LHS Principal Lori Knight credited Poe and the 20/20 plan as factors in LHS‘ higher graduation rate of 92 percent. Poe and Knight were acknowledged in February by lawmakers and state education officials for having one of the highest graduation rates in the state at Liberty, a rural high school with an enrollment of around 575 and an Advanced Placement participation rate of around seven percent, with economically disadvantaged students making up 45 percent of the student population, according to U.S. News reports.

“Even though we establish rapport with our students, and we have different avenues of doing that, the connection these graduation coaches make in mentoring this specific group of students really makes a difference,” Knight said. “(Students) have that one connection they can go to for any information.

“I really feel that’s made a big difference. We try as much as we can, but having that graduation coach, specifically there, for that reason, has a definite impact on them.”

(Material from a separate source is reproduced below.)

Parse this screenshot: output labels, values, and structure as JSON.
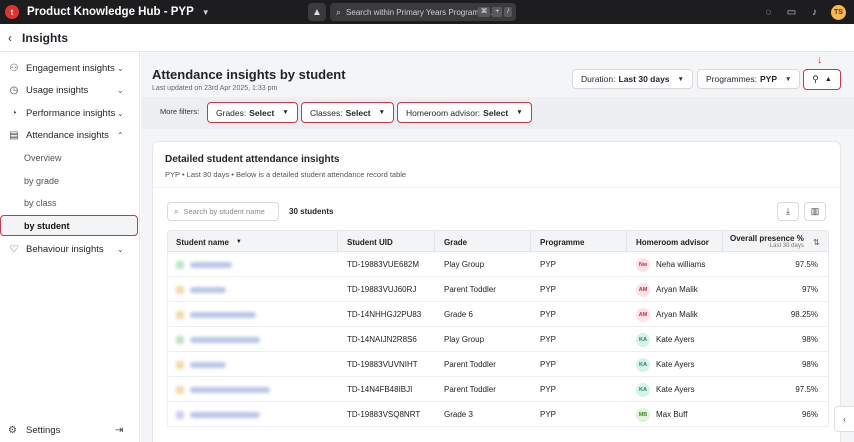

Poe acknowledged the success of the 20/20 program and credited Knight and other LHS administrators for being “positive and goal-oriented” when encouraging students to graduate.

He noted that McKenzie’s situation reminds him of the song “Against All Odds,” but he reported McKenzie’s spirit has played a key role in her victory.

“She brought a good idea, a no-quit attitude,” he said. “She’s done everything we’ve asked her to do.

“She puts 100 percent into it, has a great attitude, great personality, looks for the good in people.”

Knowing that McKenzie will graduate with a scholarship that allows her to continue her education is “complete rewarding,” Poe said.

“That’s what education is all about,” he said. “She fulfilled every requirement you could ever think of.

“When she gets her high school diploma, she’s ready for the world,” Poe added. “If you don’t have that high school diploma, the possibility of success greatly decreases.”